Any form of degrading organic matter has the potential to release nutrients into the water. It really doesn't matter where it lands. If it stays in the tank, then it will degrade. The only reason you might care where it lands is 1) if you want it to be easily removed and 2) if it lands on a *healthy* sand bed or in any heavily critter populated area of the tank, it will be "processed" more quickly. (Seriously, if you ever have the chance, look at your sand under a microscope... it's like a huge, busy trash collection facility/recycling center down there-- millions of little organisms busy doing their thing). The "seed shrimp" are my personal favorites. They are just so cute and fun to watch.

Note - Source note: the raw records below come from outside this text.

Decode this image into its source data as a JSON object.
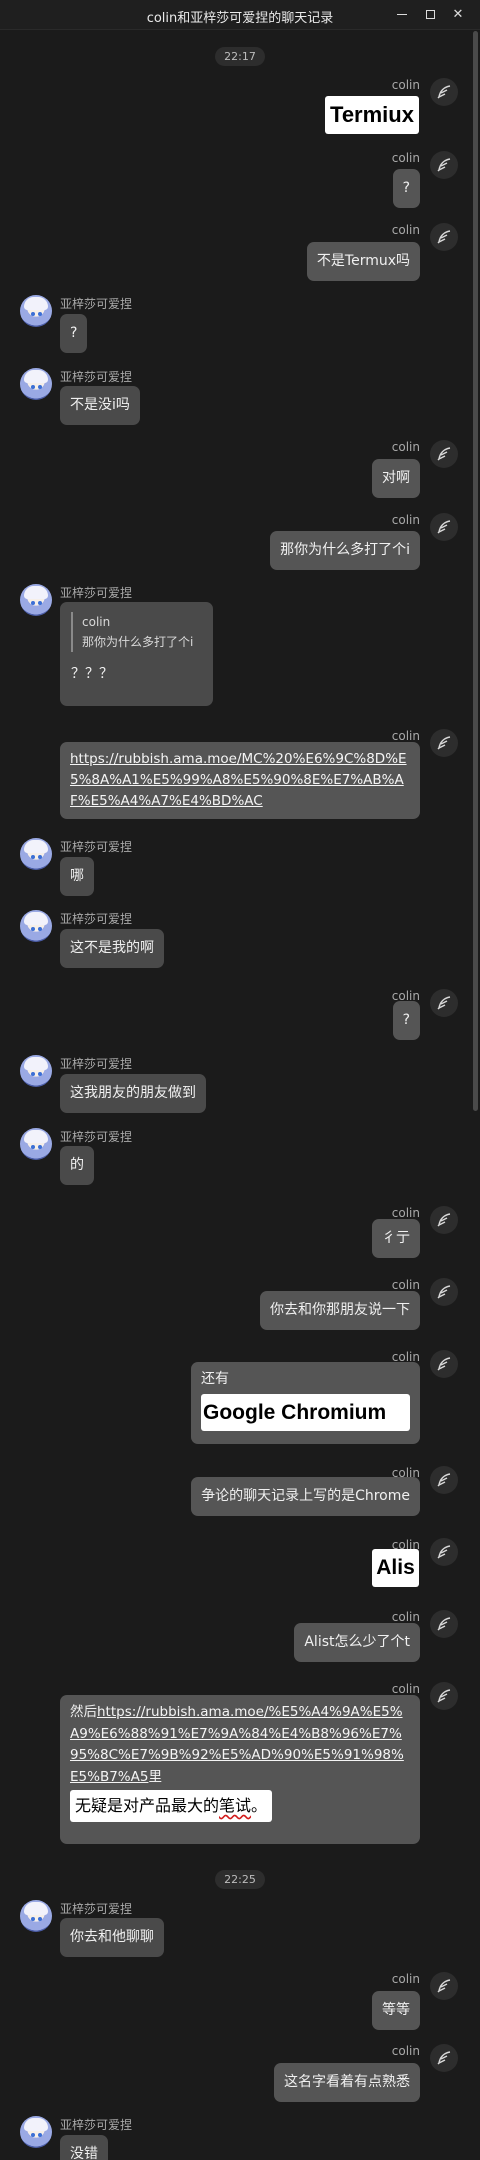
{
  "window": {
    "title": "colin和亚梓莎可爱捏的聊天记录"
  },
  "users": {
    "me": "colin",
    "peer": "亚梓莎可爱捏"
  },
  "timestamps": [
    "22:17",
    "22:25"
  ],
  "messages": {
    "m1": "Termiux",
    "m2": "?",
    "m3": "不是Termux吗",
    "m4": "?",
    "m5": "不是没i吗",
    "m6": "对啊",
    "m7": "那你为什么多打了个i",
    "m8_quote_name": "colin",
    "m8_quote_text": "那你为什么多打了个i",
    "m8_text": "？？？",
    "m9": "https://rubbish.ama.moe/MC%20%E6%9C%8D%E5%8A%A1%E5%99%A8%E5%90%8E%E7%AB%AF%E5%A4%A7%E4%BD%AC",
    "m10": "哪",
    "m11": "这不是我的啊",
    "m12": "?",
    "m13": "这我朋友的朋友做到",
    "m14": "的",
    "m15": "彳亍",
    "m16": "你去和你那朋友说一下",
    "m17_text": "还有",
    "m17_sticker": "Google Chromium",
    "m18": "争论的聊天记录上写的是Chrome",
    "m19": "Alis",
    "m20": "Alist怎么少了个t",
    "m21_prefix": "然后",
    "m21_link": "https://rubbish.ama.moe/%E5%A4%9A%E5%A9%E6%88%91%E7%9A%84%E4%B8%96%E7%95%8C%E7%9B%92%E5%AD%90%E5%91%98%E5%B7%A5",
    "m21_suffix": "里",
    "m21_img_text_a": "无疑是对产品最大的",
    "m21_img_text_b": "笔试",
    "m21_img_text_c": "。",
    "m22": "你去和他聊聊",
    "m23": "等等",
    "m24": "这名字看着有点熟悉",
    "m25": "没错"
  },
  "colors": {
    "background": "#1b1b1b",
    "bubble": "#4a4a4a",
    "name": "#a9a9a9"
  }
}
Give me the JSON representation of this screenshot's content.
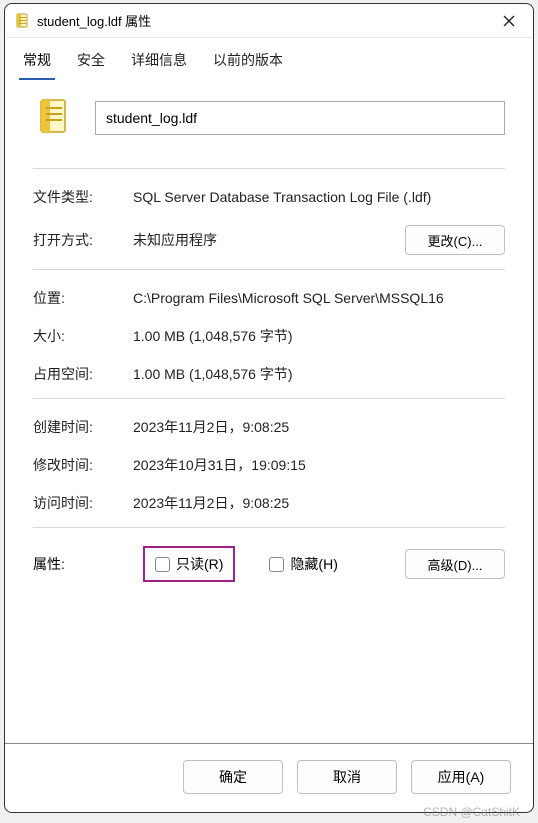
{
  "window": {
    "title": "student_log.ldf 属性"
  },
  "tabs": [
    {
      "label": "常规",
      "active": true
    },
    {
      "label": "安全",
      "active": false
    },
    {
      "label": "详细信息",
      "active": false
    },
    {
      "label": "以前的版本",
      "active": false
    }
  ],
  "filename": "student_log.ldf",
  "general": {
    "filetype_label": "文件类型:",
    "filetype_value": "SQL Server Database Transaction Log File (.ldf)",
    "openwith_label": "打开方式:",
    "openwith_value": "未知应用程序",
    "change_button": "更改(C)...",
    "location_label": "位置:",
    "location_value": "C:\\Program Files\\Microsoft SQL Server\\MSSQL16",
    "size_label": "大小:",
    "size_value": "1.00 MB (1,048,576 字节)",
    "disk_label": "占用空间:",
    "disk_value": "1.00 MB (1,048,576 字节)",
    "created_label": "创建时间:",
    "created_value": "2023‎年‎11‎月‎2‎日，‏‎9:08:25",
    "modified_label": "修改时间:",
    "modified_value": "2023‎年‎10‎月‎31‎日，‏‎19:09:15",
    "accessed_label": "访问时间:",
    "accessed_value": "2023‎年‎11‎月‎2‎日，‏‎9:08:25",
    "attributes_label": "属性:",
    "readonly_label": "只读(R)",
    "hidden_label": "隐藏(H)",
    "advanced_button": "高级(D)..."
  },
  "footer": {
    "ok": "确定",
    "cancel": "取消",
    "apply": "应用(A)"
  },
  "watermark": "CSDN @CatShitK"
}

But anyway... no, sorry, I've never heard of Prodibio, is it a phosphate removing media? If it is, and if it's similar to Seachem's or any of the ones we have here, then it shouldn't have caused a problem (unless it was used for way too long and started leaching out phosphates it had removed).
Anyway, I think using a *good* media to remove phosphates is a good idea. I use SeaChem's phosphate remover because it works well in my Phosban reactor (media reactors are awesome btw!). Just don't get TOO comfortable... you see, there are two types of phosphates- organic and inorganic. These commercial phosphate removers will remove mostly inorganic phosphates. This can give you a false sense of security because the common aquarium-use phosphate test kits only test for inorganic phosphates. Thus, you might think you've removed all the phosphates from your water when you might still have considerable organic phosphates.
In any case, congrats on getting that horrible stuff under control!